Le révérend Brontë connaissait la plupart des patrons d’usines textiles de la région, éminents personnages de la vie communale, commerciale et paroissiale d’Haworth (2). Il connaissait aussi les conditions de vie des ouvriers des usines et en parlait avec Emily, Anne, Branwell et Charlotte, comme il abordait avec eux l’ensemble des questions d’actualité, politiques, économiques et sociales.

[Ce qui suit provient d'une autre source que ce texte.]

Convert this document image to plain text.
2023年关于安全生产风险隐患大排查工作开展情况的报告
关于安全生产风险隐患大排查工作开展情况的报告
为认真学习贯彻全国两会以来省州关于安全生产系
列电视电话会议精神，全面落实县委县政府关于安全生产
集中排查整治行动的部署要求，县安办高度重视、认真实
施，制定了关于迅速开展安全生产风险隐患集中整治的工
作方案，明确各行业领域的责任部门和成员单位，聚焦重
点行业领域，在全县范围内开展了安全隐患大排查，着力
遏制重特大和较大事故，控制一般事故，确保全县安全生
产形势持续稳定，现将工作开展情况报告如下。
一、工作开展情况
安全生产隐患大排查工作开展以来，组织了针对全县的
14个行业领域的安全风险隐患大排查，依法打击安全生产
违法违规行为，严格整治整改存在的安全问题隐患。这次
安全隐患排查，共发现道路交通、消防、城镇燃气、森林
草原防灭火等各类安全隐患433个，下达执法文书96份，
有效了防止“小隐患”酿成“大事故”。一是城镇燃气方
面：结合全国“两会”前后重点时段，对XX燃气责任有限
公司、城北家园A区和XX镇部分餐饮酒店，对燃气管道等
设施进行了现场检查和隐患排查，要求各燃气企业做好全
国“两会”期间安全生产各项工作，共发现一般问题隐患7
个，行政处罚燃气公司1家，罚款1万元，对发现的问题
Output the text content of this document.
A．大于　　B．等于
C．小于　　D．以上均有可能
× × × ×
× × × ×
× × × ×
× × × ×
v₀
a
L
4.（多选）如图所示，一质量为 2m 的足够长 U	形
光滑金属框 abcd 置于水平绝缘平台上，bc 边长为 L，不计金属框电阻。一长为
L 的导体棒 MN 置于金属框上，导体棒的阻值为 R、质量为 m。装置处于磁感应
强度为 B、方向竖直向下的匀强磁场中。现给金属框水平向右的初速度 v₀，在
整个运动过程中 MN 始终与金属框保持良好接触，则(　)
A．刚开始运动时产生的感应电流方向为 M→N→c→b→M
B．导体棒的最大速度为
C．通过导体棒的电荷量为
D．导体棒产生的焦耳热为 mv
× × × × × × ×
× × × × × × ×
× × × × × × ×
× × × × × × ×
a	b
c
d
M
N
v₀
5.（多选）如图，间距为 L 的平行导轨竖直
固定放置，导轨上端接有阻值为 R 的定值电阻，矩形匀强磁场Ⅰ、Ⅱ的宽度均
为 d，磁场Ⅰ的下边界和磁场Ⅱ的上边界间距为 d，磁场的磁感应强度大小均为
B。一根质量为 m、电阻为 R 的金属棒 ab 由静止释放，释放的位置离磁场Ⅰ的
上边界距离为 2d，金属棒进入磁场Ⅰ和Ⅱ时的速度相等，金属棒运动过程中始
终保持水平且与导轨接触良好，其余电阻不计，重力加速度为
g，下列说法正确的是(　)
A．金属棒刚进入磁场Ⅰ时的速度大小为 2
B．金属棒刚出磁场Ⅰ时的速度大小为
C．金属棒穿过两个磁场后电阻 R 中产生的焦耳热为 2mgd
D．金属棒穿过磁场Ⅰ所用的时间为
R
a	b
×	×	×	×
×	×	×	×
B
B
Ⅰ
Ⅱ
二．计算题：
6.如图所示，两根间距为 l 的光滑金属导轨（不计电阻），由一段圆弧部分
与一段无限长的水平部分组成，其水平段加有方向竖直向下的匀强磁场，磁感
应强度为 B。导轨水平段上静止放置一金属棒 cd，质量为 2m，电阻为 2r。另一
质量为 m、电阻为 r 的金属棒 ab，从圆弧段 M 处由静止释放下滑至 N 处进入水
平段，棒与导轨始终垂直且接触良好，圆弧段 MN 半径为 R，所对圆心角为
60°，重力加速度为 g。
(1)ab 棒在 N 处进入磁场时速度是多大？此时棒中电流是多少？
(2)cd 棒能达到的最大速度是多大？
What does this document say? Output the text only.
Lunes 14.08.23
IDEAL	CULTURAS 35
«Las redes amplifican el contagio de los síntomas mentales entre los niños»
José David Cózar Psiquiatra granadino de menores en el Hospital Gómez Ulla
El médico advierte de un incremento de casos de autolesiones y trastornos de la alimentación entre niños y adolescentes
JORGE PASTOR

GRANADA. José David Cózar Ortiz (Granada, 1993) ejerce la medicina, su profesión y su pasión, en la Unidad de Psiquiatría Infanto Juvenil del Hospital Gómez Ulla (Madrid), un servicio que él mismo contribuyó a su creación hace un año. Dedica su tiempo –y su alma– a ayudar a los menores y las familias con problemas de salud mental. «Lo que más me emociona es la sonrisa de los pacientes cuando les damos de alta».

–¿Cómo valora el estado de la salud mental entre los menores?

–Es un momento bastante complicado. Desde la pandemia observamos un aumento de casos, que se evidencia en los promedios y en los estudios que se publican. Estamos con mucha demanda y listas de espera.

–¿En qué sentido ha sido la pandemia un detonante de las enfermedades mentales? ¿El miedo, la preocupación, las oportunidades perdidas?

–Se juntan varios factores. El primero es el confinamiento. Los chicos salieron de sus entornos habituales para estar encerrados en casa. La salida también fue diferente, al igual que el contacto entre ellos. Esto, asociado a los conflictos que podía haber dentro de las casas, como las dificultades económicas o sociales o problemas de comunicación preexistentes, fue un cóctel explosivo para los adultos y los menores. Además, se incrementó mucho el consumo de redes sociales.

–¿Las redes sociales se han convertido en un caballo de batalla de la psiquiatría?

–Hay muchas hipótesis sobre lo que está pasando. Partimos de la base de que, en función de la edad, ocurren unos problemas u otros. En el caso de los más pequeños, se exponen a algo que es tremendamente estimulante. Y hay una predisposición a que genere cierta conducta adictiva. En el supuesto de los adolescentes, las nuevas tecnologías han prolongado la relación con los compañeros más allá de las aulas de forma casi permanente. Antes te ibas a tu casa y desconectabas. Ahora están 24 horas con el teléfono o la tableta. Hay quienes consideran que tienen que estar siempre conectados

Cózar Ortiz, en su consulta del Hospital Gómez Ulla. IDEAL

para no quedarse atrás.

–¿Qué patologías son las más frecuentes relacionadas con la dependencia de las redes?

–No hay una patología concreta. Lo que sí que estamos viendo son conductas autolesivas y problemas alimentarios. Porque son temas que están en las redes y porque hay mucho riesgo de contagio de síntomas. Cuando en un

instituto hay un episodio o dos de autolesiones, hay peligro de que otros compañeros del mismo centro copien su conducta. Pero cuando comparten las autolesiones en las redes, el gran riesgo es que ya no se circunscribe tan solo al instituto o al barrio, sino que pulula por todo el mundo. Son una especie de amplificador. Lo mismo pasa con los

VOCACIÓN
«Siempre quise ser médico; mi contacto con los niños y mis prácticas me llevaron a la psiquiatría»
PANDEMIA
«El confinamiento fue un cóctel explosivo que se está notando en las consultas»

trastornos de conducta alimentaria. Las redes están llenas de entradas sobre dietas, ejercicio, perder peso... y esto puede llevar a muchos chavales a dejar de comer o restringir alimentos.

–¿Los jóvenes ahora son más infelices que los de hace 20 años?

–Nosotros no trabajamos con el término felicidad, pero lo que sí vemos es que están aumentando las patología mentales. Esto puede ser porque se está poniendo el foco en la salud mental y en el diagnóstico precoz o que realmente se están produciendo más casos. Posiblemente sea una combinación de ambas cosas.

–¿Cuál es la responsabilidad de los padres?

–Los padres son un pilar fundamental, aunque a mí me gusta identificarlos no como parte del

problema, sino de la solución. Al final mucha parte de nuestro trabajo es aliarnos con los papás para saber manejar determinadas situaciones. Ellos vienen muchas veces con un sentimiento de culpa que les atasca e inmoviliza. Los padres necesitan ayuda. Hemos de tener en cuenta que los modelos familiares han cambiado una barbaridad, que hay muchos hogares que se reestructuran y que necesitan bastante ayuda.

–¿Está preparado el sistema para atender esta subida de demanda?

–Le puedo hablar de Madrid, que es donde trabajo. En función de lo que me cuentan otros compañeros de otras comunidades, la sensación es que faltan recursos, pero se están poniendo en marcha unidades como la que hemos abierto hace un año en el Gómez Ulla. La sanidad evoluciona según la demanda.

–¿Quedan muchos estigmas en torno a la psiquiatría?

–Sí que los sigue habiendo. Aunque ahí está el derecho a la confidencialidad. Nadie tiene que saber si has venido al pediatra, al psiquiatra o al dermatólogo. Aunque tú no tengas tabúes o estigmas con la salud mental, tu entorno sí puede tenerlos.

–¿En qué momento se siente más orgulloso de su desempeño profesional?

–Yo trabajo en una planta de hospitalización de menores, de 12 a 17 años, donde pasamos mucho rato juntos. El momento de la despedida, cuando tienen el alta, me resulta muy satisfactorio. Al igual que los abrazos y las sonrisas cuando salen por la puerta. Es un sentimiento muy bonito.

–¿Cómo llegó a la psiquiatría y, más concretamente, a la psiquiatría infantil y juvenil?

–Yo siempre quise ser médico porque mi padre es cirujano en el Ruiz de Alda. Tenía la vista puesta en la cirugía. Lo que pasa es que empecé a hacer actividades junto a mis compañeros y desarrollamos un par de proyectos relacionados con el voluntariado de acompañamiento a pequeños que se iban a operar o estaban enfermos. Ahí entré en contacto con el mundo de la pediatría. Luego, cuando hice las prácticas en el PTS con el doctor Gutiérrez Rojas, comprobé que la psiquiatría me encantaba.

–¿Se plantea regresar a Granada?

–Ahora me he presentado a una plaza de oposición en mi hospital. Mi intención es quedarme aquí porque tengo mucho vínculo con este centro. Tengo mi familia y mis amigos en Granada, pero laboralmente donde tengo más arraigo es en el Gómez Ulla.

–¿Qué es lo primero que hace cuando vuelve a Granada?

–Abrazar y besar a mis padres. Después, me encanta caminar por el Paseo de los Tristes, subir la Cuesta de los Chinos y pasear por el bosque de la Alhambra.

Il s’est opposé à certains patrons dans ses combats pour l’éducation des enfants et l’amélioration des infrastructures sanitaires, sujets qui n’étaient en général pas privilégiés par les propriétaires de fabriques.

En 1847, les emplacements d’Ebor Mill (en haut à droite) et du parsonage (en bas à gauche)
Bridgehouse Mill
L’emplacement de Woodlands (la source de ces trois plans de 1850 : https://maps.nls.uk/view/102344905)

Deux émissions à écouter : « L’économie selon les Brontë » et « Les Brontë : comment naît une famille d’artistes« .

Notes :
(1) : Dans les années 1840, la famine en Irlande provoquée par les mauvaises récoltes de pommes de terre conduiront des dizaines de milliers d’Irlandais vers l’Angleterre et particulièrement vers les usines textiles du Yorkshire, provoquant des émeutes ouvrières importantes appuyées par le mouvement chartiste.
(2) : Tant qu’ils ne faisaient pas faillite. Les faillites étaient nombreuses, même pour les plus grandes familles, car dans le secteur textile le progrès technique et la concurrence internationale étaient rudes.

Sources :
S. R. Whitehead, The Brontës’ Haworth, The Brontë Society,
C. Alexander, M. Smith, The Oxford Companion to The Brontës, Oxford University Press.